I know I should understand this by now, but I don’t. I’ve asked various people ‘What is ‘genre’ and why do we need it?’ and the only answer that I remember, perhaps because of its absurdity – to me at least – is ‘So that the bookseller/librarian will know which shelf to put it on.’ When I went through the tedious and time-wasting process of submitting my work to an agent, I was informed that knowing your genre was crucially important, presumably so that you pestered the right agent, but that too seems to me like a post-facto rationalisation, a curious case of how the tail can wag the dog.

So here I am, trying to play the game, thinking of a move from one genre (‘regional historical women’s commercial fiction’) into another (‘regional historical crime fiction’).
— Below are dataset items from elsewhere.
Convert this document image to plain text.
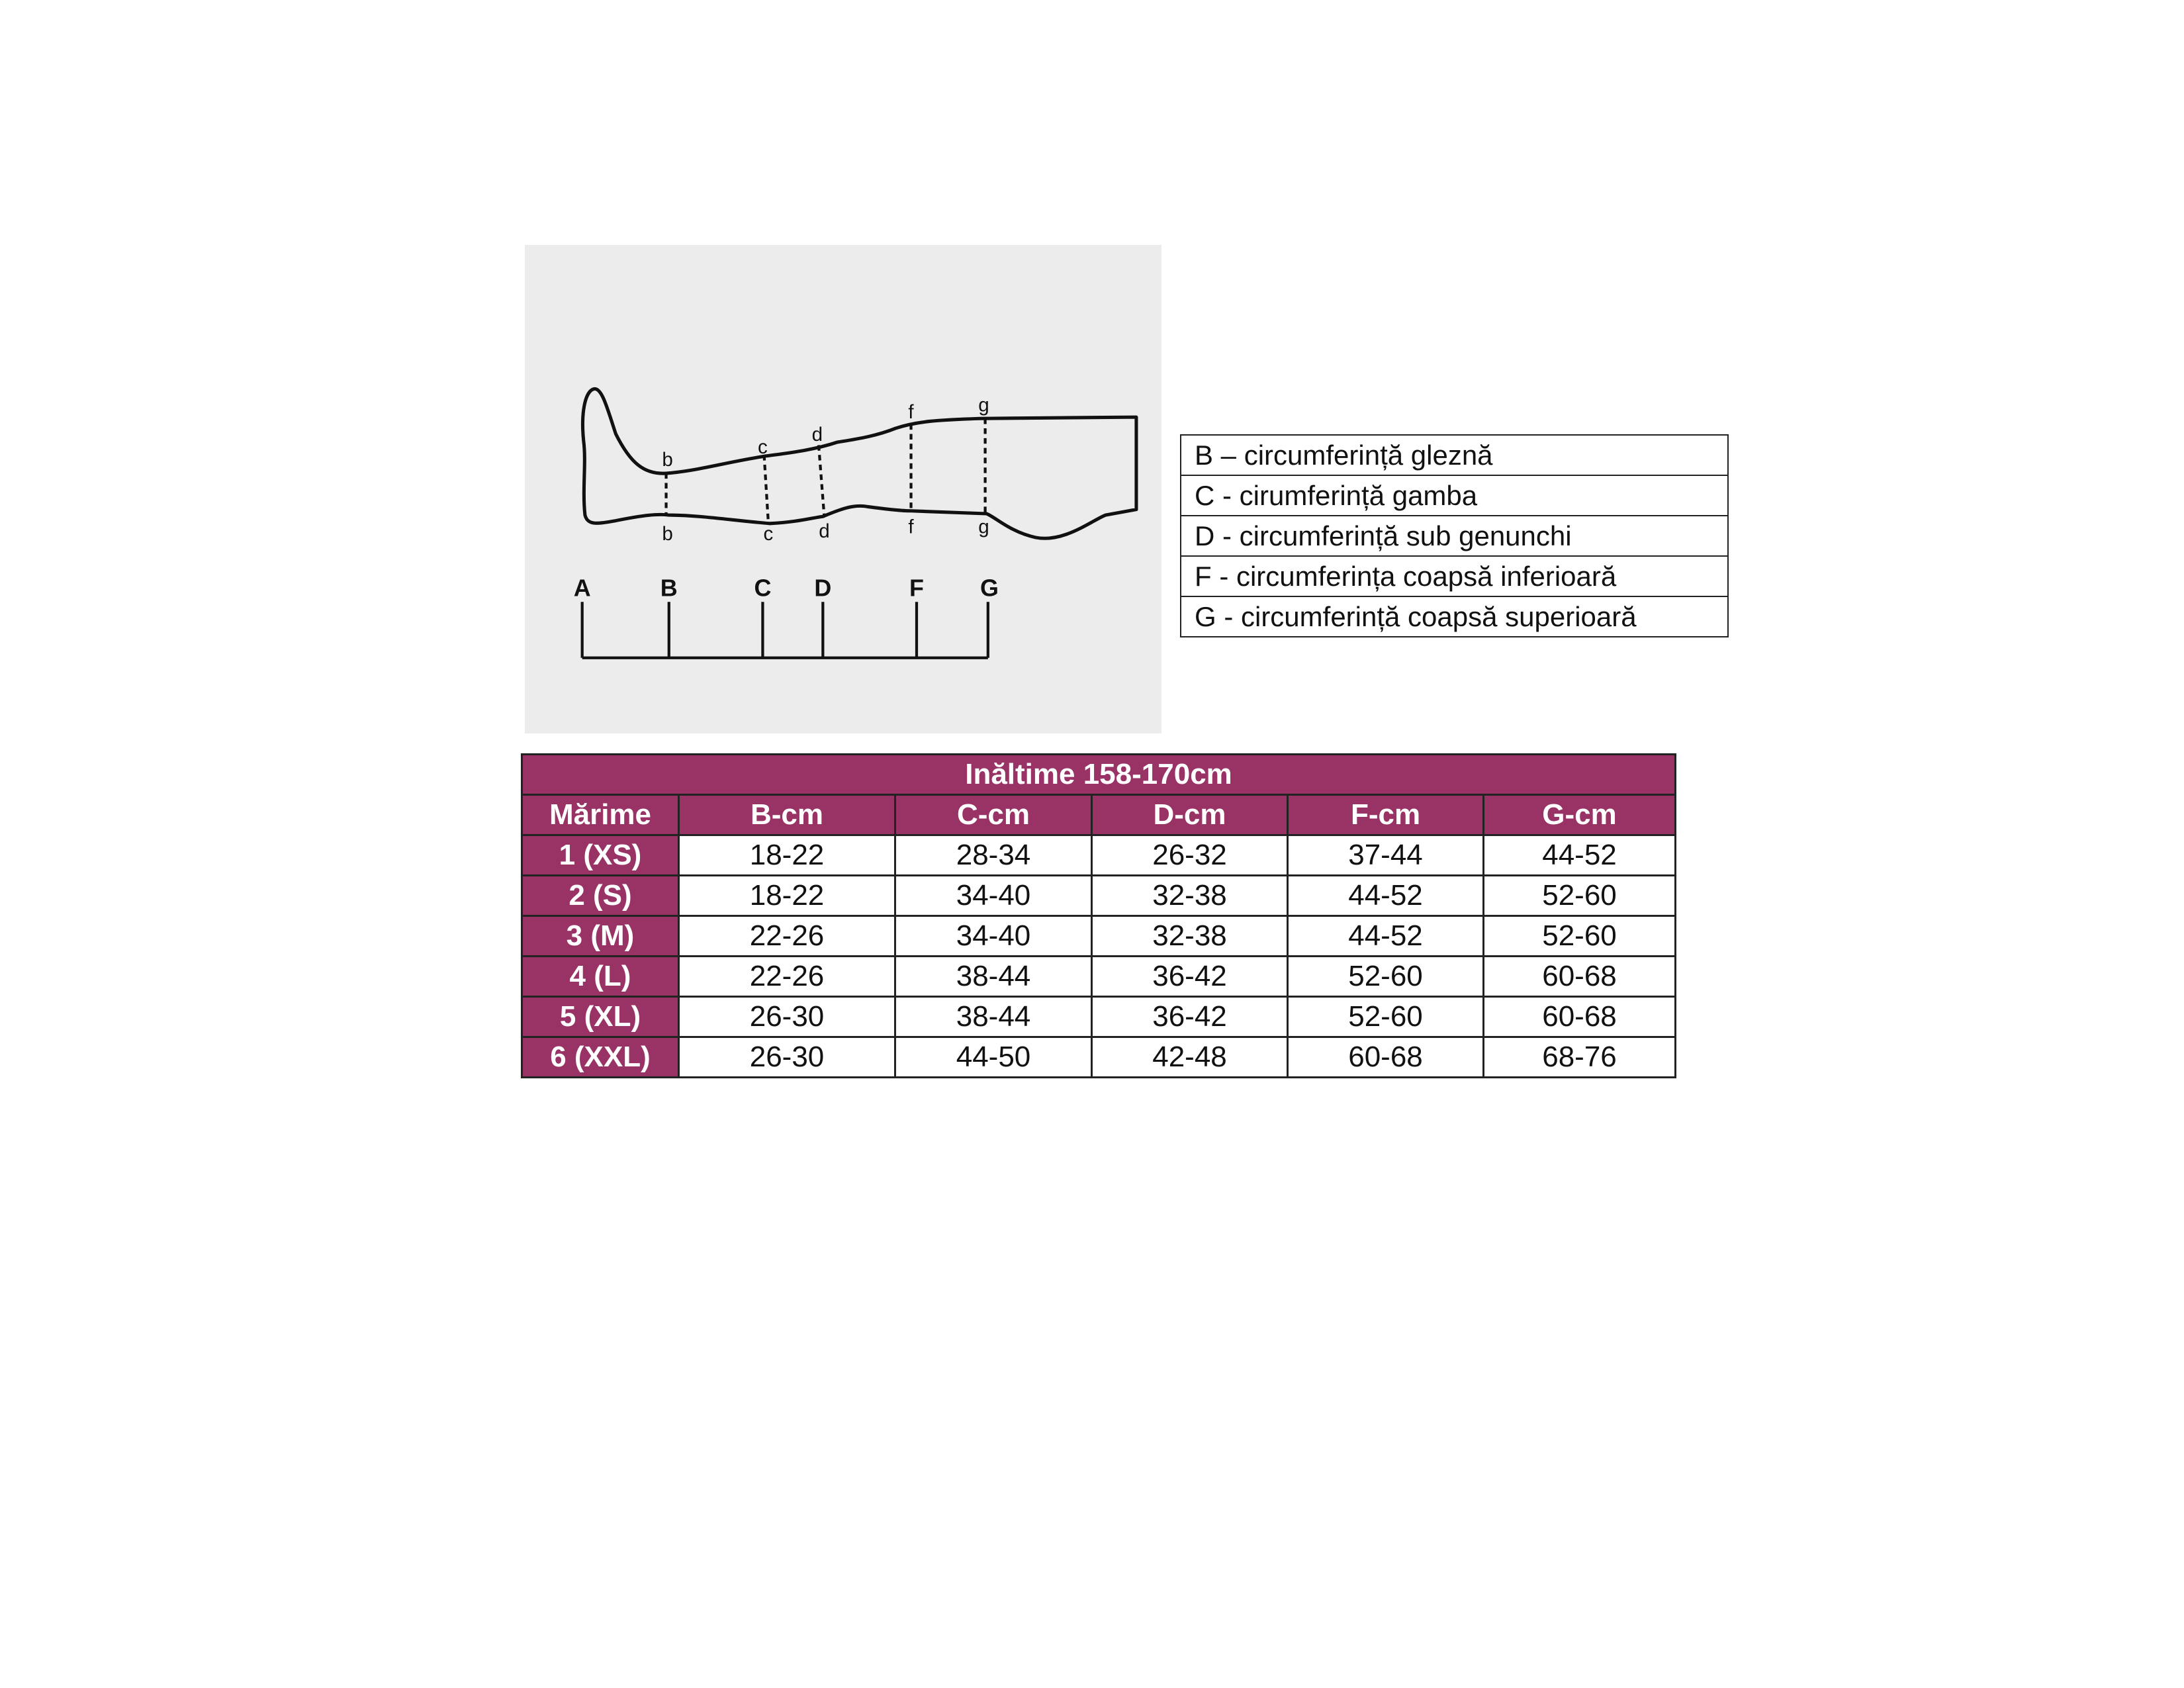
b
c
d
f	g
b	c	d	f	g
A	B	C	D	F	G
B – circumferință gleznă
C - cirumferință gamba
D - circumferință sub genunchi
F - circumferința coapsă inferioară
G - circumferință coapsă superioară
Inăltime 158-170cm					
Mărime	B-cm	C-cm	D-cm	F-cm	G-cm
1 (XS)	18-22	28-34	26-32	37-44	44-52
2 (S)	18-22	34-40	32-38	44-52	52-60
3 (M)	22-26	34-40	32-38	44-52	52-60
4 (L)	22-26	38-44	36-42	52-60	60-68
5 (XL)	26-30	38-44	36-42	52-60	60-68
6 (XXL)	26-30	44-50	42-48	60-68	68-76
I’ve bought and read the Arvon book on writing crime fiction. I went on a course at Crimefest with Ryan and Hall and reviewed it favourably in an earlier post. Now I’m reading ‘The Crime Writer’s Guide to Police Practice and Procedure’ by Michael O’Byrne (published by Robert Hale in 2009). On the first page of Chapter 1 O’Byrne asks the question I’m asking myself: ‘Is it a crime novel or a novel in which a crime occurs?’ He also makes the assumption throughout that the protagonist of a crime novel must be a ‘detective’.

In the novel I’m now trying to plan, the protagonist is not going to be a ‘detective’, except in the sense that he/she is trying to find out ie. ‘detect’ what happened and why. So no Miss Marple, or Morse, or whatever the Nordic noir guys are called. Does that mean that this story is doomed to be ‘a novel in which a crime occurs’ that will leave the bookseller/librarian weeping with indecision? I stamp my foot. I’m the writer: I don’t want my main character to be in the police force, so there. The story will be what is, so get over it.

Most of the advice I have read and heard about writing good stories applies to any story. The 3 Act structure explained by Ryan and Hall works whether or not crime is involved. It’s about gripping the reader and pulling them into a book they can’t put down. You can perceive this structure in Hardy and Austen, who had the good fortune to write before the strictures of genre were so tight. Did Wilkie Collins know he was writing crime fiction? Of course I’m not comparing my own efforts with those greats, but the whole genre thing feels like a game for which everyone else except me knows the rules. As my kids in school used to say when their glaring ignorance came to light, ‘I must have been away that day.’